Corporate America knows it can espouse free market ideology when it suits its interests and then switch course when it comes time for a government bailout. Phil Gramm, John McCain’s chief economic advisor and the likely Secretary of Treasury in a McCain Administration, has long used government to pick winners and losers while claiming to advance a “free market” ideology.

“Winners” get government assistance to survive and thrive, while “losers” do not. Ant it is no coincidence that the current financial bailouts are occurring in the non-unionized financial services sector.

Since the 1970’s, when unionized auto, steel and other manufacturing industries asked for government assistance to get through tough times, the typical answers were (1) government can’t change the rules of the global economy and (2) business should not turn to government to solve its problems. When unionized businesses got government aid, as with Chrysler under Lee Iacocca, the workers paid a steep price.

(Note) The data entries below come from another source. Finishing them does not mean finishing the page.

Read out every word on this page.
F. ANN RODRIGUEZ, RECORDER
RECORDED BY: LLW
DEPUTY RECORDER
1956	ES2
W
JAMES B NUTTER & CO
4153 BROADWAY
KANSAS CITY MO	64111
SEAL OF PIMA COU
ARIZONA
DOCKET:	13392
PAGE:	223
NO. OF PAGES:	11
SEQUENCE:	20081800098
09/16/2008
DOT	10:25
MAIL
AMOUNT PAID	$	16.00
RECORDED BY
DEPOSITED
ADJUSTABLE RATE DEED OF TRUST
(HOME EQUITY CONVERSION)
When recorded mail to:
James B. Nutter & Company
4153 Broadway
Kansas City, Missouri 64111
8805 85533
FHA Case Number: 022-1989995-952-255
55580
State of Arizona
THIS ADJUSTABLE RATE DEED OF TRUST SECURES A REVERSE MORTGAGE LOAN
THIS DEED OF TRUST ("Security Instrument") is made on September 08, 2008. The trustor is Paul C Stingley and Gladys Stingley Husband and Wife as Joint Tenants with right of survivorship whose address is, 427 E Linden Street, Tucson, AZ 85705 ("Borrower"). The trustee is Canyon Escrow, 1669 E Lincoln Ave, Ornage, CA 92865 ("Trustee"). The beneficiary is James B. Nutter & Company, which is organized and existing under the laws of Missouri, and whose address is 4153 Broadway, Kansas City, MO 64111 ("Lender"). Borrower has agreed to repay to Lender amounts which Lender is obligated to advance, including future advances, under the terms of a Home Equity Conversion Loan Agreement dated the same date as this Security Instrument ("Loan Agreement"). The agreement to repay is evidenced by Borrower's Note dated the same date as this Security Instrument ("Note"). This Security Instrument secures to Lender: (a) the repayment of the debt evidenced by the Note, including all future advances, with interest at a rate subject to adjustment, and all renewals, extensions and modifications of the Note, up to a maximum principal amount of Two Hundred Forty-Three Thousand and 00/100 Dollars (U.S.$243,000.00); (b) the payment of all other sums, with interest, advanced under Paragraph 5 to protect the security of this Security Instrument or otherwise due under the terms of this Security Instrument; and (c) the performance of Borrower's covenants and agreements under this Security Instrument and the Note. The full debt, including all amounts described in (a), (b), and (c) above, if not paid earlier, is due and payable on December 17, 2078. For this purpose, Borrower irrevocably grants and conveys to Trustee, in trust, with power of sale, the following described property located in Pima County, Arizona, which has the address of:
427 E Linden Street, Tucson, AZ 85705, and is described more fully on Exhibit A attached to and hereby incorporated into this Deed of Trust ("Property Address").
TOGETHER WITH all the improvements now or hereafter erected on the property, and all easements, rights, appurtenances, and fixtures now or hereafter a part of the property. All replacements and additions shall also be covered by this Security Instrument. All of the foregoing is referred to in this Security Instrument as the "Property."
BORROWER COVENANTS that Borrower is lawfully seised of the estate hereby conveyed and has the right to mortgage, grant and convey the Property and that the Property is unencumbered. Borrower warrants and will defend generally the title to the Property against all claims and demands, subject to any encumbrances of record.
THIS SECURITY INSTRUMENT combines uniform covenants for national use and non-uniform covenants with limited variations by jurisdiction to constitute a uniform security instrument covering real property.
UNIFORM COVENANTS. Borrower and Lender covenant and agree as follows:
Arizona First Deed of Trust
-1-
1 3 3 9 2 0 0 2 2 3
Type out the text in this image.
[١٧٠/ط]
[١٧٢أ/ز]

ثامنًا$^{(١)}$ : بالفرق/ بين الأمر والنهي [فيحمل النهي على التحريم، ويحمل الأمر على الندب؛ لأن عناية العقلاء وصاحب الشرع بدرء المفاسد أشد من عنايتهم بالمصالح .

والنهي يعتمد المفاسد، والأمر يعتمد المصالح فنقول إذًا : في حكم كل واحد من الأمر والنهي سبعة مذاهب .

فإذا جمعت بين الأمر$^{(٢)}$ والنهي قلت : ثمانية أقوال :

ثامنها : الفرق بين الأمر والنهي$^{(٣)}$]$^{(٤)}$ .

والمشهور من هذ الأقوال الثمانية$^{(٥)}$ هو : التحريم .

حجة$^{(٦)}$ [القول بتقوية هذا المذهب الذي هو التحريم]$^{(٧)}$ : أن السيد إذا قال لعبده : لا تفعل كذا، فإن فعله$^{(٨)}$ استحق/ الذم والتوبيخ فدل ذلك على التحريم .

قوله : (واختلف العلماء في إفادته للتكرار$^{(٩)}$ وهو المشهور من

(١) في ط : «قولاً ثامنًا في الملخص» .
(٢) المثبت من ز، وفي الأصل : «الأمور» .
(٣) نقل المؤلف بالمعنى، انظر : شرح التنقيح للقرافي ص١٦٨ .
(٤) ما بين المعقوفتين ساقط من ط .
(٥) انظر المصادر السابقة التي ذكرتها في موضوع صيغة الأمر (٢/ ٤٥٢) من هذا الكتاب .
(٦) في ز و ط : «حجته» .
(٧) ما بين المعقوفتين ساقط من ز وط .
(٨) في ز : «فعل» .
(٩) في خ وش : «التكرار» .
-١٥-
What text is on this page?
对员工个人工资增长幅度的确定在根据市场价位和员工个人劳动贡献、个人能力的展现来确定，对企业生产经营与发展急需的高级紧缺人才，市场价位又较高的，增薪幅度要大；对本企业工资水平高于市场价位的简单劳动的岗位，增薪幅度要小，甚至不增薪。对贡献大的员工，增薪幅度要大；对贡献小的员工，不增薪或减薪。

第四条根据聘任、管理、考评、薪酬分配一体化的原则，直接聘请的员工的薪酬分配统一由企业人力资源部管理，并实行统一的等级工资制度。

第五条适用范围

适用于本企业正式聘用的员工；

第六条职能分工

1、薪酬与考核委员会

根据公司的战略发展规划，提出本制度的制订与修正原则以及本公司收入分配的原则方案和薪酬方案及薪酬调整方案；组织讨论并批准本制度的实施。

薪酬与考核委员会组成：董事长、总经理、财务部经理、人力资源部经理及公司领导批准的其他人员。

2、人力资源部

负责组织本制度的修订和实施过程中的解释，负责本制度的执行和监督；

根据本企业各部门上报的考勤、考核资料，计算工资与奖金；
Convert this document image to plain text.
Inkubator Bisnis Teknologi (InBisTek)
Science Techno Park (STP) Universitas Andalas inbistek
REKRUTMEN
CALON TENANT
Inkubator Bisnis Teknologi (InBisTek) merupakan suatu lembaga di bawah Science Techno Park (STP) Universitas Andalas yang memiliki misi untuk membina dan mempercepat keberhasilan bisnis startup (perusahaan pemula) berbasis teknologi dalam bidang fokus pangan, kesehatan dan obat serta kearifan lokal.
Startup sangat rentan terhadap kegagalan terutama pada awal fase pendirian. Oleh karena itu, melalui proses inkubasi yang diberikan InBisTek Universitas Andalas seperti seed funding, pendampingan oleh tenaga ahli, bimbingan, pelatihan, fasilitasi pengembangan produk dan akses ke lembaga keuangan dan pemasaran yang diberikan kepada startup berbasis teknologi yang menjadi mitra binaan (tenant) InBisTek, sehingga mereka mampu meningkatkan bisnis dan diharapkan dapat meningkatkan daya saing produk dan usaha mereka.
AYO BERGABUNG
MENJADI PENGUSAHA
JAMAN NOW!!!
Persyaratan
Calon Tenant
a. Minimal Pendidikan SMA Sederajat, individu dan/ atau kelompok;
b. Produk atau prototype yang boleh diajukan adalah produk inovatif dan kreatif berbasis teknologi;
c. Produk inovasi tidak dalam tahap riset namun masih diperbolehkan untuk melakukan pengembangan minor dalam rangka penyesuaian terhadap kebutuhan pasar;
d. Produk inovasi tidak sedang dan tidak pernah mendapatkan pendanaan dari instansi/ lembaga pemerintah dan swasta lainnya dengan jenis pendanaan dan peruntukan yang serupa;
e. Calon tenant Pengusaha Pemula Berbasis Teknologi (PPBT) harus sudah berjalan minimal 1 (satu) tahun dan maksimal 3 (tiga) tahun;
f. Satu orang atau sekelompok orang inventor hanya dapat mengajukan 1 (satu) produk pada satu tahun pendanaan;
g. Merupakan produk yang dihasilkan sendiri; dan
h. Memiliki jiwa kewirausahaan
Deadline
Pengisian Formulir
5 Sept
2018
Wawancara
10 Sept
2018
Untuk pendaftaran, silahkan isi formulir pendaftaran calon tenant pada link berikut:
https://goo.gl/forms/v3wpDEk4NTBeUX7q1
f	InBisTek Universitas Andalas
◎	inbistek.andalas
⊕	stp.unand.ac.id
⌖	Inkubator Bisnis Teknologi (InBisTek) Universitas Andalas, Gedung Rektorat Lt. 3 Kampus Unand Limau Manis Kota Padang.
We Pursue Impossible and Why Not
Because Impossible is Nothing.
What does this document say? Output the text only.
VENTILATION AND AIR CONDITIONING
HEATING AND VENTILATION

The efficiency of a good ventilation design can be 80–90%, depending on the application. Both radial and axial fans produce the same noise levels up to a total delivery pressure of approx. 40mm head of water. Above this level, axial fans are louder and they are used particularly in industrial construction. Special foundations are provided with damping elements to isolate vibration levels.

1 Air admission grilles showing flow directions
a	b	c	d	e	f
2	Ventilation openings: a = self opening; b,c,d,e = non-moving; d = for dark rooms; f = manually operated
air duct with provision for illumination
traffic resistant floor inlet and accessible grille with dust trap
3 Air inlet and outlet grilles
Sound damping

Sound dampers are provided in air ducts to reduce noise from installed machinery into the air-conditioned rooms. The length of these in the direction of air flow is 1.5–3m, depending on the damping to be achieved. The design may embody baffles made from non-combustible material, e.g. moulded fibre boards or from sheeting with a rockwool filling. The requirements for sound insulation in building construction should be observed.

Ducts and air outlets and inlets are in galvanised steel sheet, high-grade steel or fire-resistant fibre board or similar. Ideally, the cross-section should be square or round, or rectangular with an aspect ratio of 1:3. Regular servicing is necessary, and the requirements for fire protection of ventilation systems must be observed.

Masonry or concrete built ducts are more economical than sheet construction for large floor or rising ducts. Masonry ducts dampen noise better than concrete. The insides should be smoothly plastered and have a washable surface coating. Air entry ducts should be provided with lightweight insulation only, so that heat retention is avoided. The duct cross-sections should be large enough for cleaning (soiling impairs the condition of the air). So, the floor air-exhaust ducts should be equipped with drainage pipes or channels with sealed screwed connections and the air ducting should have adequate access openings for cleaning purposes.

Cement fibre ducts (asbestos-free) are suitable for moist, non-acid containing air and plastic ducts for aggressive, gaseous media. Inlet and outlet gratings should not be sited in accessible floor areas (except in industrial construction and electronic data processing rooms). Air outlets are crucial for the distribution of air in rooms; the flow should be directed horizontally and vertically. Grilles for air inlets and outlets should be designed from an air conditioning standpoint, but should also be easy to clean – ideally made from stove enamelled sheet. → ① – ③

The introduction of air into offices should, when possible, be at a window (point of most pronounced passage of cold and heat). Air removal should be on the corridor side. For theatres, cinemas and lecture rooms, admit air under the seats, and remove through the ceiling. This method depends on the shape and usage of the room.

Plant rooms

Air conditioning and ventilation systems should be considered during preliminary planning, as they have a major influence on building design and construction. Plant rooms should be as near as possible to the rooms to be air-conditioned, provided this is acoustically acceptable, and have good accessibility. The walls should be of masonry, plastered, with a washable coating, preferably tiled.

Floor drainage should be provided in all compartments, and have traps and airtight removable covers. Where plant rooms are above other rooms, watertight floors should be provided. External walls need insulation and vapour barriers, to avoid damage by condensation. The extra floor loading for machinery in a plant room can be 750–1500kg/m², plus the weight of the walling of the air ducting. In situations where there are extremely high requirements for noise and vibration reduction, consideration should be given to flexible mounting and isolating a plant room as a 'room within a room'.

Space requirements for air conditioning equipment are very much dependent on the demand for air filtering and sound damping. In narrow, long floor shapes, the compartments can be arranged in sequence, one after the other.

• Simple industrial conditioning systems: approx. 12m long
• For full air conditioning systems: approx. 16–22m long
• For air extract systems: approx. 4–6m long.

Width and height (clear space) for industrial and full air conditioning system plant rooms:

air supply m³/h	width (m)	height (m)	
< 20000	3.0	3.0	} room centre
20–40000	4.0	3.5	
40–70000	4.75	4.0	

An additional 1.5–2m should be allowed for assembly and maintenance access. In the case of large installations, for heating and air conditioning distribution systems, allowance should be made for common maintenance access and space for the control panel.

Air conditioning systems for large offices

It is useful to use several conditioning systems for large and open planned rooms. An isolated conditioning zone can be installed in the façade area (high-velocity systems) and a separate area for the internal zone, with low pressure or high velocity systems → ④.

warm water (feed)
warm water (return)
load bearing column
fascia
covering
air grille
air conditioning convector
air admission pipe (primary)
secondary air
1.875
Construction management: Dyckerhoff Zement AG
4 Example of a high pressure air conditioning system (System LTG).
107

Of course, some would argue that the difference is that the failure of an auto or steel plant in Ohio would not have worldwide implications. But the real essence of the debates at the time were ideological, and were based on the belief, as conservatives put it, that government should not be in the business of “picking winners and losers.”

2008: The End of Free Market Ideology?

After claiming that the “fundamentals of the economy were strong,” John McCain switched course and said that increased government regulation over the economy was needed. For someone whose 26 years in Washington have been devoted to opposing government regulation of business, this was quite a shift.

Nobody doubts the political expediency behind McCain’s shift, but his action does confirm a shift in public attitudes toward government regulation. After nearly forty years, the pendulum is swinging back toward the support for increased government intervention in the economy that was common from the 1930’s through the 1960’s.

New York Times columnist Paul Krugman made a comment on Keith Olberman’s Countdown show on MSNBC Monday night that captures the situation well. Krugman noted that he had never thought another Great Depression was possible in the United States, but that Phil Gramm, could actually bring about such a calamity if he became Treasury Secretary next year.

Krugman is not the only voter who might be thinking of bad economic times ahead, and it appears to have taken the current crisis to expose the economic contradictions that have governed U.S. policies since the Age of Reagan.